In this project, we wrote the script for a chatbot in Flow XO that was designed to educate the user on a controversial matter in a human fashion. The topic we chose was gun violence and laws.

We decided our chatbot should be fair and try to convince the user of the opposite of their standing viewpoint, or at least expose them to information from the other side. We researched facts for both sides. Two of us researched facts about gun violence in terms of statistics, while the other two researched in-place laws on gun control. I researched already existing laws on gun control in opposed to gun control, meaning the narrative I built was that sufficient gun regulation was already in place. I was additionally tasked with writing those facts into the Flow and combining all the Flows into one.

Our main design question was how to allow the user to interact with the bot, as we wanted to avoid a bot that spit out all the facts it had. Our main question was how the user can respond to the facts presented by the bot.

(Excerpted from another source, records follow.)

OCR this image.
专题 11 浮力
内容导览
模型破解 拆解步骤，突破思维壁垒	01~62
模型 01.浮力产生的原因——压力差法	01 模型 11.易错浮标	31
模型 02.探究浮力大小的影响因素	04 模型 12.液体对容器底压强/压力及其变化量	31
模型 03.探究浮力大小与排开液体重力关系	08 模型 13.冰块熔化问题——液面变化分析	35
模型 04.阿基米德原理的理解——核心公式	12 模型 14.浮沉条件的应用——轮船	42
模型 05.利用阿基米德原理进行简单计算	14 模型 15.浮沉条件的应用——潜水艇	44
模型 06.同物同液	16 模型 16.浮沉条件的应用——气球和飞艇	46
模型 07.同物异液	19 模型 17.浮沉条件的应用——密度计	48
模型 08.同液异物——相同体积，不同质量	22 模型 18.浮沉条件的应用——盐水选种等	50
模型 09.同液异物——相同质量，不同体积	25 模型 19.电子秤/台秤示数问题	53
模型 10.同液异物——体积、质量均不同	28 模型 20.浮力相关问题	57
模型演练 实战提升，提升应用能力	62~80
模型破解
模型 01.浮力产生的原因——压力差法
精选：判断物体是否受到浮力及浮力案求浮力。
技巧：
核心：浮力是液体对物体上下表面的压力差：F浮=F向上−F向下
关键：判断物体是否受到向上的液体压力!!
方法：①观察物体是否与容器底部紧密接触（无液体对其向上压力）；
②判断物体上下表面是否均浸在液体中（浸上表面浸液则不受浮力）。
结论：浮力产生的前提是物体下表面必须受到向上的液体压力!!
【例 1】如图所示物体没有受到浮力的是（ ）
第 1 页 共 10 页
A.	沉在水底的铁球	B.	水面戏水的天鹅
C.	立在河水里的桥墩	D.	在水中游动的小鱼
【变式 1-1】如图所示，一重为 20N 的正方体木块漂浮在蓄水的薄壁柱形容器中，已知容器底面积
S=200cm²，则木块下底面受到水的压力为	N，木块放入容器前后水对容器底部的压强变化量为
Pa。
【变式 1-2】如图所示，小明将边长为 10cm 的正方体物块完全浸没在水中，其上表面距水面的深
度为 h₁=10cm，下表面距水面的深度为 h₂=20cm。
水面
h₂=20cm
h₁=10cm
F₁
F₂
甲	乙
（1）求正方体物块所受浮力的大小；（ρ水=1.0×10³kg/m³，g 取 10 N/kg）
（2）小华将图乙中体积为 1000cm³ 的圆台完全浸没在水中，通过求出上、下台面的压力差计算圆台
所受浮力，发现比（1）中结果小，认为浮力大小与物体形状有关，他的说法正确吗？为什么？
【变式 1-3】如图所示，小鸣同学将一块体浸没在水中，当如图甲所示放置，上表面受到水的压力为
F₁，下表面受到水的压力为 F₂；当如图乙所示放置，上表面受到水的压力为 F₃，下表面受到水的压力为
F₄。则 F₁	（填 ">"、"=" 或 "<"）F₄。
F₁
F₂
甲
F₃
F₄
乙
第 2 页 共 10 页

Our initial idea was to allow the user to respond to each fact with “Agree”, “Disagree”, “Tell me another fact”. Another more sophisticated idea was to allow the user to rebut the bot’s facts with facts from the taken from the other side of the debate. For instance, if the bot gave a fact such as “x% of youth fatalities are from gun violence”, the user would have the optional to respond with “many gun violence statistics are skewed by counting suicides”, “those guns are obtained illegally as minors cannot purchase a firearm”, etc. This would have made for a more natural conversation but would have made the process an order of magnitude more difficult. It additionally leads to the possibility of dead-end or cyclical conversations.

In the end, each flow had a slightly different way of handling responses. One stuck with the “Agree”, “Disagree”, “Tell me another fact” format. Another used a similar format but tailored each response to be contextual with the fact given. I eliminated the “Agree” and “Disagree” responses, and instead the user could ask for another fact based on subject (in this case, state or federal law).